Transcript from the "Arguments Shape Adapters" Lesson
>> Kyle Simpson: We can also adapt the shape of functions and this is where we're gonna really start to push your thinking around functional programming. Because we're gonna introduce a concept I'm sure many of you have heard this before. And maybe just didn't fully connect with what it meant. Have you heard the term before, higher order function?
[00:00:21] Sometimes it's abbreviated HOF, H-O-F, okay, so what is a HOF? Sounds much more complicated than it actually is. That's the cool part, is that when we uncover these meanings, a lot of this stuff is actually pretty intuitive. Not always, but some of it anyway, so what is a higher order function?
[00:00:40] Well, put simply, a higher-order function is a function that either receives, as its inputs. One or more functions, and/or returns one or more functions. That is if the value's going in, or the value's coming out our functions, then that thing itself is the higher order function. So a thing that doesn't receive functions, we would call it a single order function.
[00:01:11] And if it receives functions or returns them, we call it a higher order function.
>> Kyle Simpson: So right on line 1, we see a utility that I've now called unary. You see that it receives a function denoted by the parameter fn. And it returns another function back, called 1, in this case.
>> Kyle Simpson: That's called a higher order function, the unary utility here is a higher order function. What is it doing? Well, it's kinda interesting because that one function that gets returned back, it only has one named parameter.
[00:01:58] Meaning, it doesn't matter how many parameters are declared, you can pass as many arguments or as few as you want. You can define a function that expects three and you can pass four to it. You can find a function that expects three and only past one to it.
[00:02:35] G is a new function, which has the name 1 that we see there on line 2. G, down on line 20, when we pass in four inputs, how many inputs actually make it to the underlying function?
>> Kyle Simpson: How many? Just one, because on line 2, we named just a single parameter arg.
[00:02:59] So in other words, we took a function whose shape was to be n-ary. And we reduced its shape, we restricted its shape such that it is, what?
>> Kyle Simpson: It's unary, that's what the unary utility does, it's a higher order function that adapts the shape of a function to be unary.

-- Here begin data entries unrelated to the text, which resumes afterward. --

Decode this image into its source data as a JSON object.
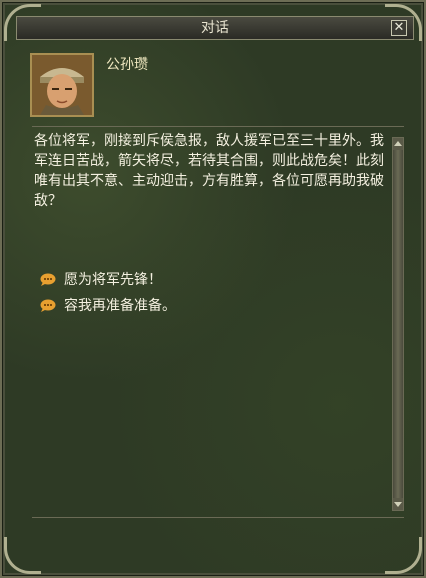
{
  "window": {
    "title": "对话",
    "close_icon": "close-icon"
  },
  "speaker": {
    "name": "公孙瓒",
    "portrait_icon": "portrait-icon"
  },
  "dialog": {
    "text": "各位将军，刚接到斥侯急报，敌人援军已至三十里外。我军连日苦战，箭矢将尽，若待其合围，则此战危矣！此刻唯有出其不意、主动迎击，方有胜算，各位可愿再助我破敌？"
  },
  "options": [
    {
      "label": "愿为将军先锋！",
      "icon": "speech-bubble-icon"
    },
    {
      "label": "容我再准备准备。",
      "icon": "speech-bubble-icon"
    }
  ],
  "colors": {
    "panel_bg": "#2e3a25",
    "text": "#f4f0e0",
    "title": "#e8e4d0"
  }
}
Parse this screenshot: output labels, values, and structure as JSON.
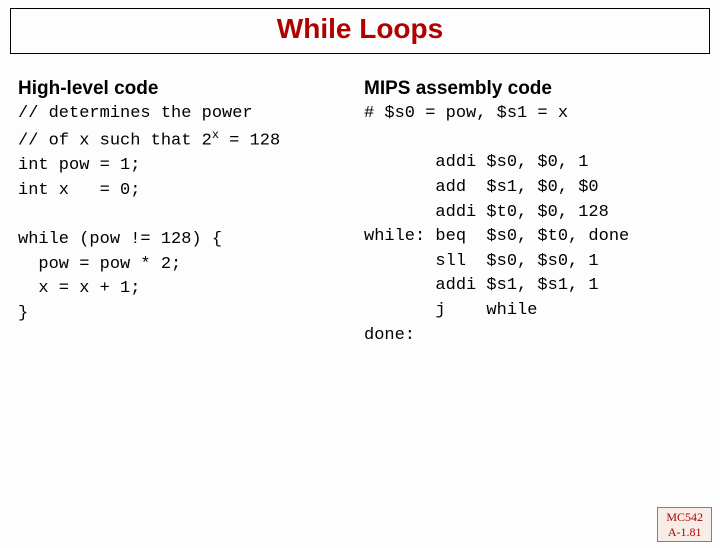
{
  "title": "While Loops",
  "left": {
    "heading": "High-level code",
    "lines": [
      "// determines the power",
      "// of x such that 2",
      "int pow = 1;",
      "int x   = 0;",
      "",
      "while (pow != 128) {",
      "  pow = pow * 2;",
      "  x = x + 1;",
      "}"
    ],
    "exp": "x",
    "eq128": " = 128"
  },
  "right": {
    "heading": "MIPS assembly code",
    "lines": [
      "# $s0 = pow, $s1 = x",
      "",
      "       addi $s0, $0, 1",
      "       add  $s1, $0, $0",
      "       addi $t0, $0, 128",
      "while: beq  $s0, $t0, done",
      "       sll  $s0, $s0, 1",
      "       addi $s1, $s1, 1",
      "       j    while",
      "done:"
    ]
  },
  "footer": {
    "course": "MC542",
    "page": "A-1.81"
  }
}
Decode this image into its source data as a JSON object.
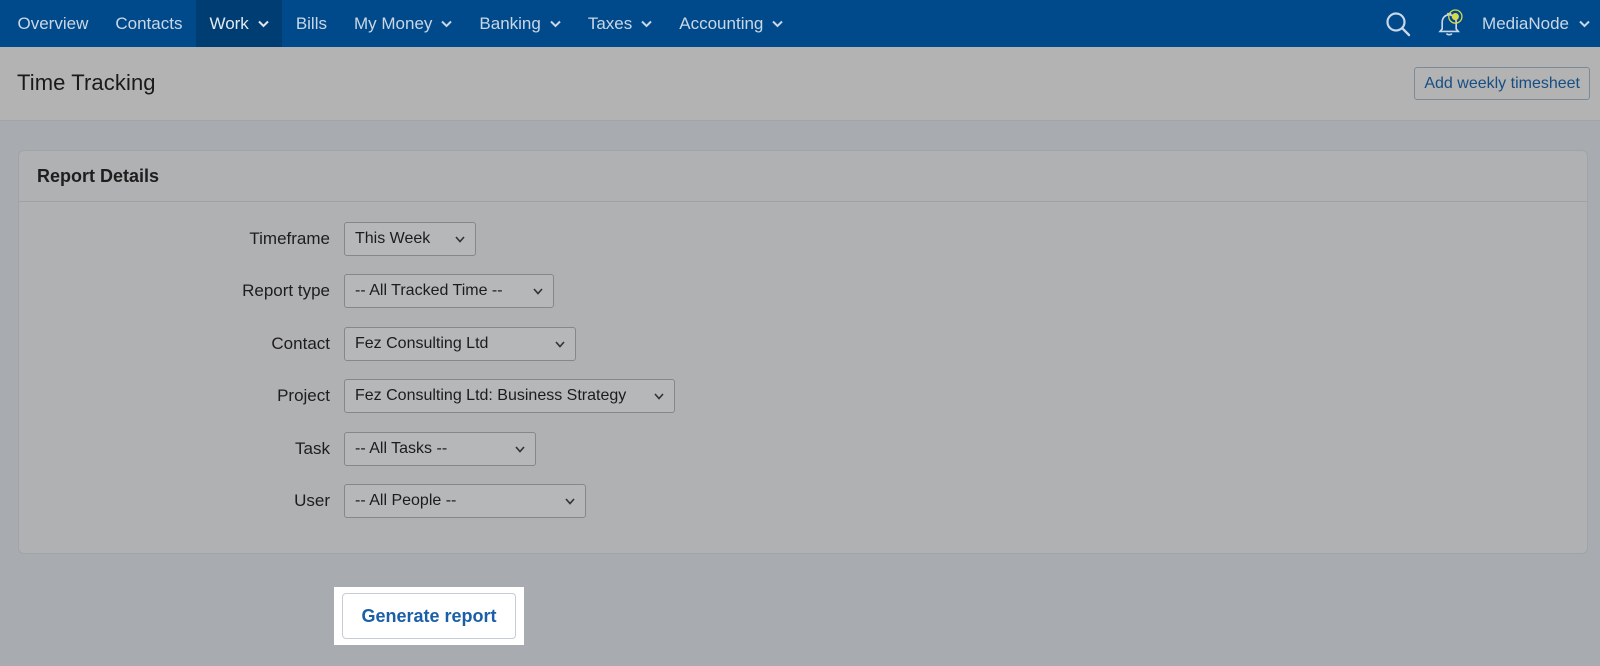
{
  "nav": {
    "items": [
      {
        "label": "Overview",
        "dropdown": false,
        "active": false
      },
      {
        "label": "Contacts",
        "dropdown": false,
        "active": false
      },
      {
        "label": "Work",
        "dropdown": true,
        "active": true
      },
      {
        "label": "Bills",
        "dropdown": false,
        "active": false
      },
      {
        "label": "My Money",
        "dropdown": true,
        "active": false
      },
      {
        "label": "Banking",
        "dropdown": true,
        "active": false
      },
      {
        "label": "Taxes",
        "dropdown": true,
        "active": false
      },
      {
        "label": "Accounting",
        "dropdown": true,
        "active": false
      }
    ],
    "account_name": "MediaNode",
    "icons": {
      "search": "search-icon",
      "notifications": "bell-icon"
    }
  },
  "page": {
    "title": "Time Tracking",
    "add_timesheet_label": "Add weekly timesheet"
  },
  "report_details": {
    "title": "Report Details",
    "fields": {
      "timeframe": {
        "label": "Timeframe",
        "value": "This Week"
      },
      "report_type": {
        "label": "Report type",
        "value": "-- All Tracked Time --"
      },
      "contact": {
        "label": "Contact",
        "value": "Fez Consulting Ltd"
      },
      "project": {
        "label": "Project",
        "value": "Fez Consulting Ltd: Business Strategy"
      },
      "task": {
        "label": "Task",
        "value": "-- All Tasks --"
      },
      "user": {
        "label": "User",
        "value": "-- All People --"
      }
    }
  },
  "actions": {
    "generate_report_label": "Generate report"
  },
  "colors": {
    "nav_bg": "#004a8b",
    "nav_active_bg": "#003d73",
    "link_blue": "#1a5fa7",
    "notification_accent": "#d8d84a"
  }
}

[00:03:20] We'll see used cases throughout the lecture and exercises where that kind of thing will be useful. But I want you to get more comfortable with the idea that a function of one shape can be adapted to have a different shape. That's critical, and that's a key takeaway from this higher order functions pattern.
[00:03:37] Is that we can take any function and adapt its shape. And that's critical when we have two lego pieces that don't fit, and we need to sort of make ' fit. We gotta make an adapter, so that they fit, and that's what these utilities do. In fact, virtually all the utilities that you'll find in whichever functional programming library you choose to use.
[00:03:57] RAM, Lodash whatever, whichever one you pick, all of the utilities are these kinds of higher order functions. Almost all of them do this kind of thing. They take a single function in, they do something, make a new function that does something different, has a different shape. So you're gonna see this kind of pattern all over the place, and what's critical is your takeaway at this moment.
[00:04:21] Is that line 1 through 5 is not some sort of higher black magic kind of coding. It should feel very tractable, very sensible to you. Okay, I can see I take a function and make another function wrapped around it. And that's the key, because you as a functional programmer have to get comfortable with making your own higher order functions.
[00:04:46] Not just using the result of a higher order function that's provided to you, but making your own. When you see that I have this piece and this piece and they don't fit. The functional programmer says, I can see what kind of adapter I need between them. And I make myself a utility to do that.
>> Kyle Simpson: And then I create the shape adjusted adapter, makes sense? So unary, g would be called the unary of f, line 18 we call h equals the binary of f. So on line 21, when you see h receiving four arguments. The underlying function, the f function, only receives two of them, we've made it the binary.
[00:05:31] If you haven't dealt with higher order functions before, expect for that brain to feel a little, I don't know. But this is critical, it's going to be core and central to all of your future functional programming.